Particle-scale origin of quadrupolar non-affine displacement fields in granular solids

TL;DR

This paper investigates the microscopic origins of quadrupolar non-affine displacement fields in granular solids, linking local structural defects and contact breaking to vibrational modes, and models these fields using an adapted Eshelby inclusion approach.

Contribution

It introduces a reformulation of Eshelby's inclusion method to model non-affine displacements in jammed disk packings, connecting local defects to vibrational modes and contact breaking.

Findings

Isolated quadrupoles increase with pressure.

Quadrupoles are linked to contact breaking along vibrational modes.
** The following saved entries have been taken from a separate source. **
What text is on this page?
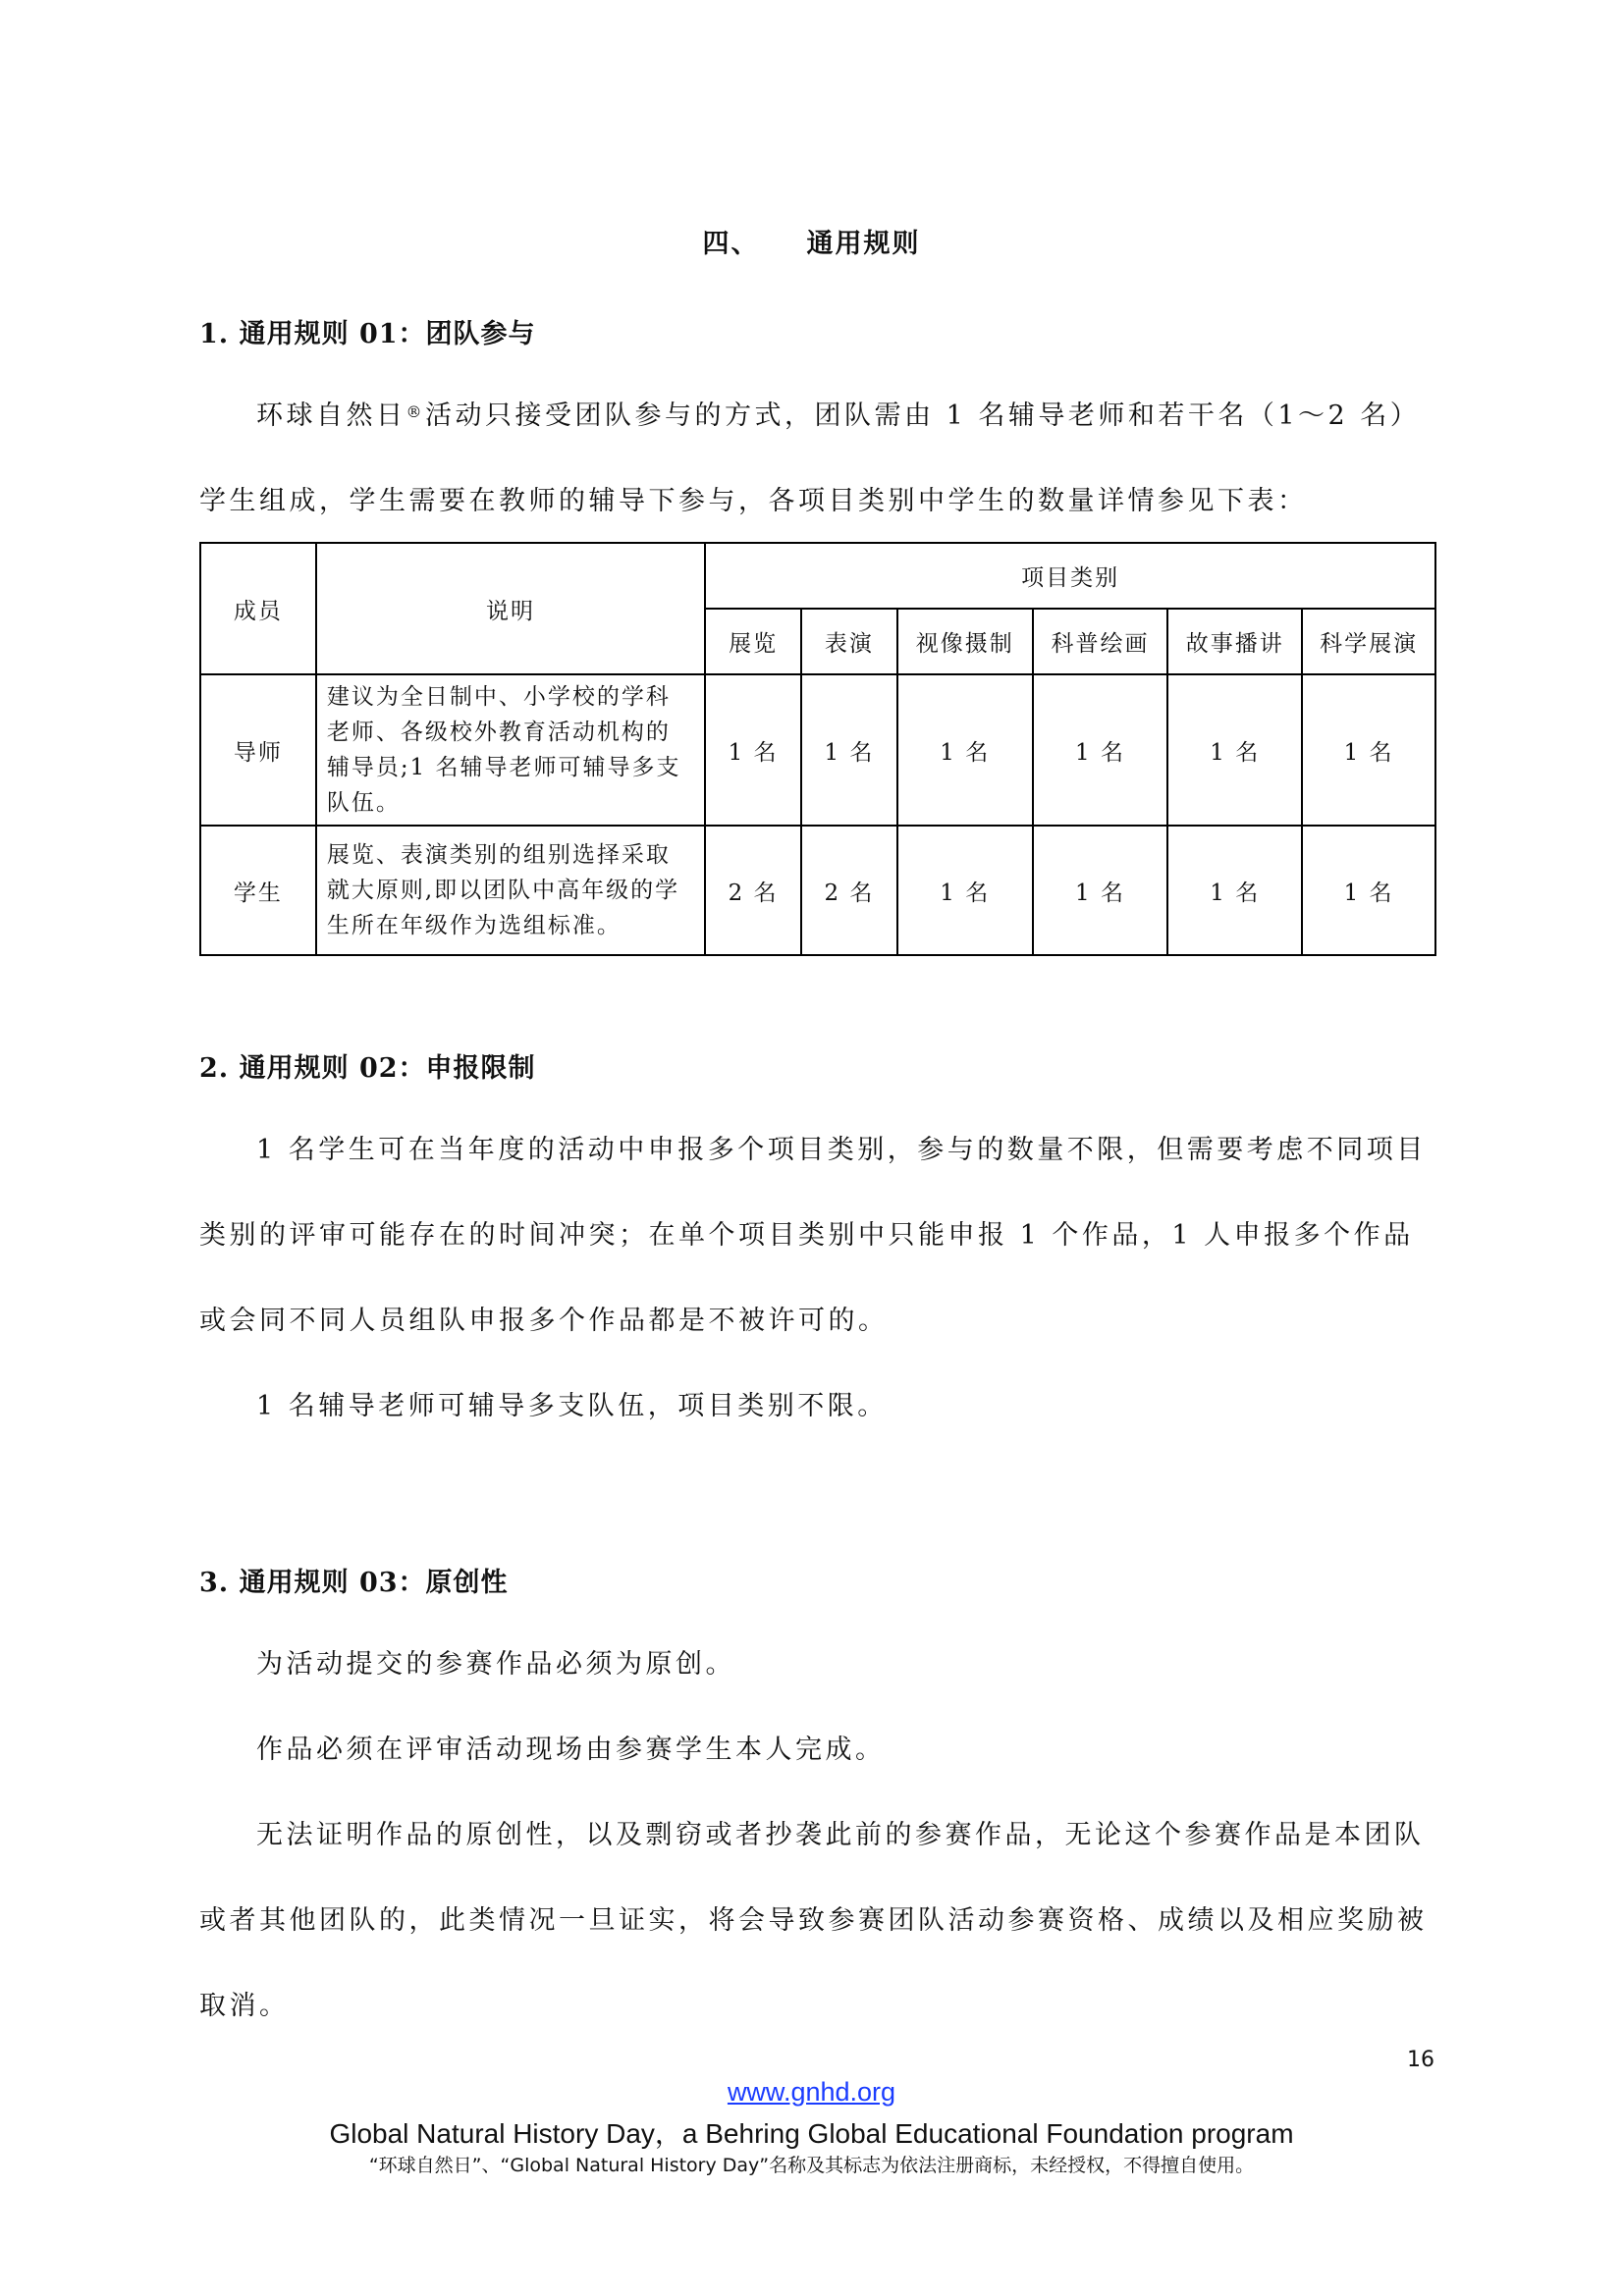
四、 通用规则
1. 通用规则 01：团队参与
环球自然日®活动只接受团队参与的方式，团队需由 1 名辅导老师和若干名（1～2 名）学生组成，学生需要在教师的辅导下参与，各项目类别中学生的数量详情参见下表：
成员	说明	项目类别					
		展览	表演	视像摄制	科普绘画	故事播讲	科学展演
导师	建议为全日制中、小学校的学科老师、各级校外教育活动机构的辅导员;1 名辅导老师可辅导多支队伍。	1 名	1 名	1 名	1 名	1 名	1 名
学生	展览、表演类别的组别选择采取就大原则,即以团队中高年级的学生所在年级作为选组标准。	2 名	2 名	1 名	1 名	1 名	1 名
2. 通用规则 02：申报限制
1 名学生可在当年度的活动中申报多个项目类别，参与的数量不限，但需要考虑不同项目类别的评审可能存在的时间冲突；在单个项目类别中只能申报 1 个作品，1 人申报多个作品或会同不同人员组队申报多个作品都是不被许可的。
1 名辅导老师可辅导多支队伍，项目类别不限。
3. 通用规则 03：原创性
为活动提交的参赛作品必须为原创。
作品必须在评审活动现场由参赛学生本人完成。
无法证明作品的原创性，以及剽窃或者抄袭此前的参赛作品，无论这个参赛作品是本团队或者其他团队的，此类情况一旦证实，将会导致参赛团队活动参赛资格、成绩以及相应奖励被取消。
16
www.gnhd.org
Global Natural History Day，a Behring Global Educational Foundation program
“环球自然日”、“Global Natural History Day”名称及其标志为依法注册商标，未经授权，不得擅自使用。
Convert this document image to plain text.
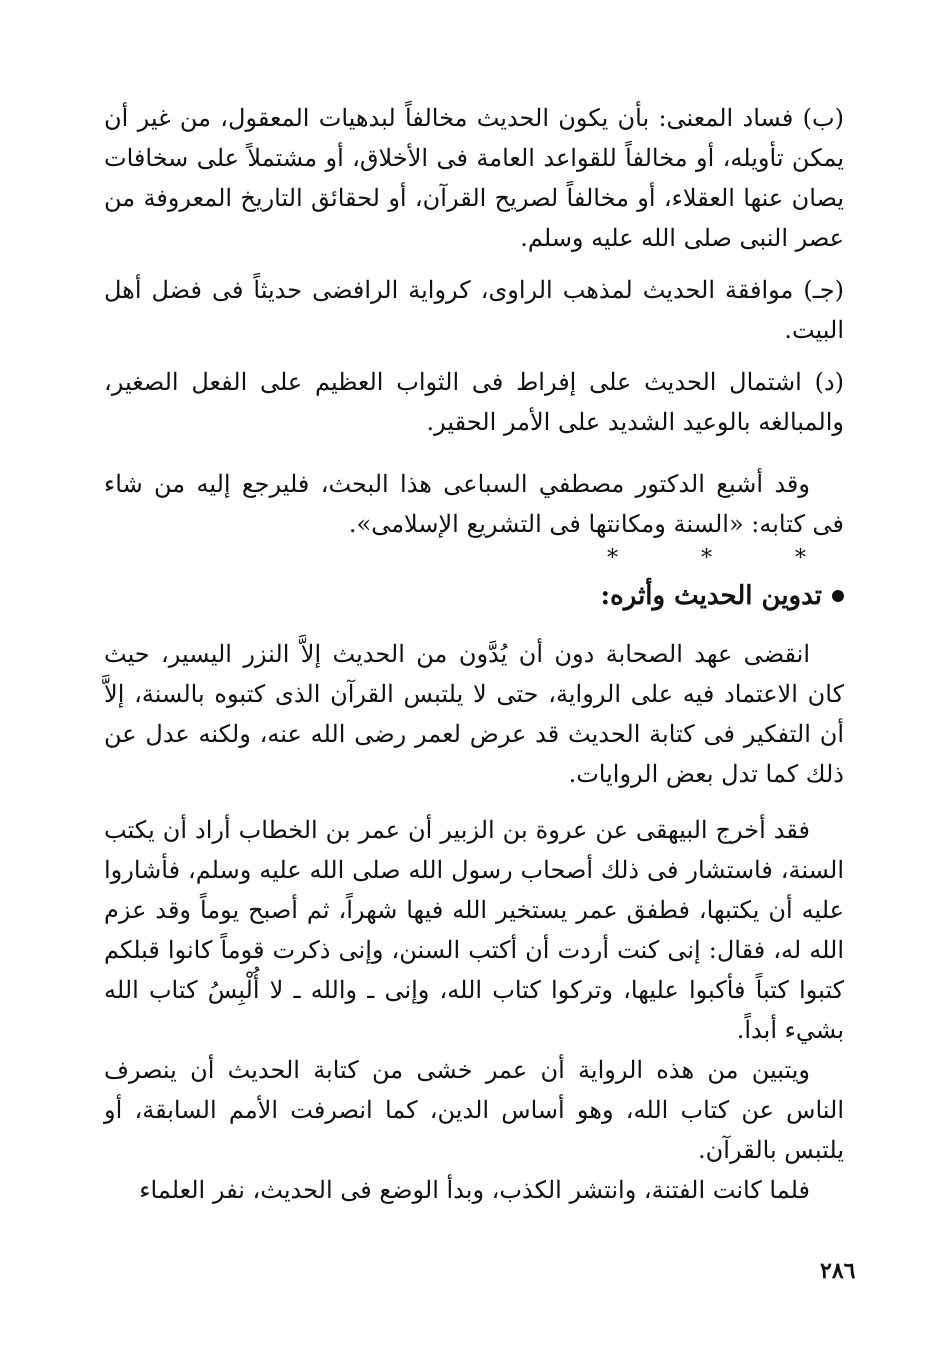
(ب) فساد المعنى: بأن يكون الحديث مخالفاً لبدهيات المعقول، من غير أن يمكن تأويله، أو مخالفاً للقواعد العامة فى الأخلاق، أو مشتملاً على سخافات يصان عنها العقلاء، أو مخالفاً لصريح القرآن، أو لحقائق التاريخ المعروفة من عصر النبى صلى الله عليه وسلم.

(جـ) موافقة الحديث لمذهب الراوى، كرواية الرافضى حديثاً فى فضل أهل البيت.

(د) اشتمال الحديث على إفراط فى الثواب العظيم على الفعل الصغير، والمبالغه بالوعيد الشديد على الأمر الحقير.

وقد أشبع الدكتور مصطفي السباعى هذا البحث، فليرجع إليه من شاء فى كتابه: «السنة ومكانتها فى التشريع الإسلامى».

* * *
تدوين الحديث وأثره:

انقضى عهد الصحابة دون أن يُدَّون من الحديث إلاَّ النزر اليسير، حيث كان الاعتماد فيه على الرواية، حتى لا يلتبس القرآن الذى كتبوه بالسنة، إلاَّ أن التفكير فى كتابة الحديث قد عرض لعمر رضى الله عنه، ولكنه عدل عن ذلك كما تدل بعض الروايات.

فقد أخرج البيهقى عن عروة بن الزبير أن عمر بن الخطاب أراد أن يكتب السنة، فاستشار فى ذلك أصحاب رسول الله صلى الله عليه وسلم، فأشاروا عليه أن يكتبها، فطفق عمر يستخير الله فيها شهراً، ثم أصبح يوماً وقد عزم الله له، فقال: إنى كنت أردت أن أكتب السنن، وإنى ذكرت قوماً كانوا قبلكم كتبوا كتباً فأكبوا عليها، وتركوا كتاب الله، وإنى ـ والله ـ لا أُلْبِسُ كتاب الله بشيء أبداً.

ويتبين من هذه الرواية أن عمر خشى من كتابة الحديث أن ينصرف الناس عن كتاب الله، وهو أساس الدين، كما انصرفت الأمم السابقة، أو يلتبس بالقرآن.

فلما كانت الفتنة، وانتشر الكذب، وبدأ الوضع فى الحديث، نفر العلماء

٢٨٦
Displacement fields can be reconstructed from Eshelby-like defects.

Abstract

In this work, we identify the local structural defects that control the non-affine displacement fields in jammed disk packings subjected to athermal, quasistatic (AQS) simple shear. While complex non-affine displacement fields typically occur during simple shear, isolated effective quadrupoles are also observed and their probability increases with increasing pressure. We show that the emergence of an isolated effective quadrupole requires the breaking of an interparticle contact that is aligned with low-frequency, spatially extended vibrational modes. Since the Eshelby inhomogeneity problem gives rise to quadrupolar displacement fields in continuum materials, we reformulate and implement Eshelby's equivalent inclusion method (EIM) for jammed disk packings. Using EIM, we show that we can reconstruct the non-affine displacement fields for jammed disk packings in response to applied shear as a sum of discrete Eshelby-like defects that are caused by mismatches in the local stiffnesses of triangles formed from Delaunay triangulation of the disk centers.